I’m a stay at home mom. Middle class. Suburban America.
But today, I shared the gospel over, and over, and over again. I was desperately needed and begged for and pulled at. And I laid down my own life, my own desires, my own time to meet the needs of another. I was asked to mimic Christ in my humility of cleaning up poop, and soggy goldfish crackers, and piles of stuffed animals. (Seriously, do those little fuzzy teddy bears breed in the toy box? Stuffed animals everywhere.)
But beyond that, I was given the gift of disciplining and teaching. It doesn’t always feel like a gift as my three-year old yodels in anger, but it is. Because time after time after time I pull a child onto my lap. We walk through their sin. And we walk through their only hope.
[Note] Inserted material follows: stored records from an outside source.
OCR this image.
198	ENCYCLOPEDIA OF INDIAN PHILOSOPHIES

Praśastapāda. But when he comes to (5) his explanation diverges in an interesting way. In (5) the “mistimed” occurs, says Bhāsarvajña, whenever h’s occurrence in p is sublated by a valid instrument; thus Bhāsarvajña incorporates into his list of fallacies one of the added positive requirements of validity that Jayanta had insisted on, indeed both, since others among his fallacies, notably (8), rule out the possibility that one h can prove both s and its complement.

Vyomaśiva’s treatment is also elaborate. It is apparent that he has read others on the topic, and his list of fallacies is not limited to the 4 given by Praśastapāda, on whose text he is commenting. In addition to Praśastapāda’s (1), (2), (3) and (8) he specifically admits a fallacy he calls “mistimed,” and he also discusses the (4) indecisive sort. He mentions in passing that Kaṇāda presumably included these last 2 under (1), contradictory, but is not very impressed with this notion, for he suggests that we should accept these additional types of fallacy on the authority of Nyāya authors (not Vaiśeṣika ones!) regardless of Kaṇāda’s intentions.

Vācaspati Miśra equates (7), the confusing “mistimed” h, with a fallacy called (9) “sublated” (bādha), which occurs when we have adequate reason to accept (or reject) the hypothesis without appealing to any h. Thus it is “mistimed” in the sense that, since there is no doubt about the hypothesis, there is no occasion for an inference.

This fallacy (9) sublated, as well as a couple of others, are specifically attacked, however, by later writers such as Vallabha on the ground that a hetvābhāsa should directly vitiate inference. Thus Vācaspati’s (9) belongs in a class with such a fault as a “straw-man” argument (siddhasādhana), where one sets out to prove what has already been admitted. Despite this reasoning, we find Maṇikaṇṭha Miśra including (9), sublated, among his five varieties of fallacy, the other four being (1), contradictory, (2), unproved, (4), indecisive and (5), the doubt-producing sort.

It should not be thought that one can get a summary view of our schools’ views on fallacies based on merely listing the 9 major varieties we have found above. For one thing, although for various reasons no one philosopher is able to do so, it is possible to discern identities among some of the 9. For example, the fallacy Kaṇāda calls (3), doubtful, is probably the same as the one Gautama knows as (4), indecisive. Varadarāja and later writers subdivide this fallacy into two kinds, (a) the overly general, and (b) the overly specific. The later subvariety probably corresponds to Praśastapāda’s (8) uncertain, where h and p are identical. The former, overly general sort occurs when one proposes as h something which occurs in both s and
For by grace you have been saved through faith. And this is not your own doing; it is the gift of God. Ephesians 2:8
When my head is in the game (and that is an important caveat!), I am presented with thousands of opportunities to share Christ, to model Christ, to become like Christ. It’s not glamorous. I don’t post pictures of untamed jungles and wild desserts on my Instagram. I have no accolades. Nothing about my current status could be called glamorous. I’m living in the middle. In mediocrity. I am in awe of those who do all of this and travel to unfamiliar lands… that’s what I often forget. They have all this, and more, to contend with. Normal life plus the great unfamiliarity of new languages, cultures, and people. But that’s not where God asked me to walk. He asked me to walk here.
Whether in life or in death, whether I am here forever, or if someday I’m allowed to enter greater adventures, my missional goal remains the same:
So whether we are at home or away, we make it our aim to please Him.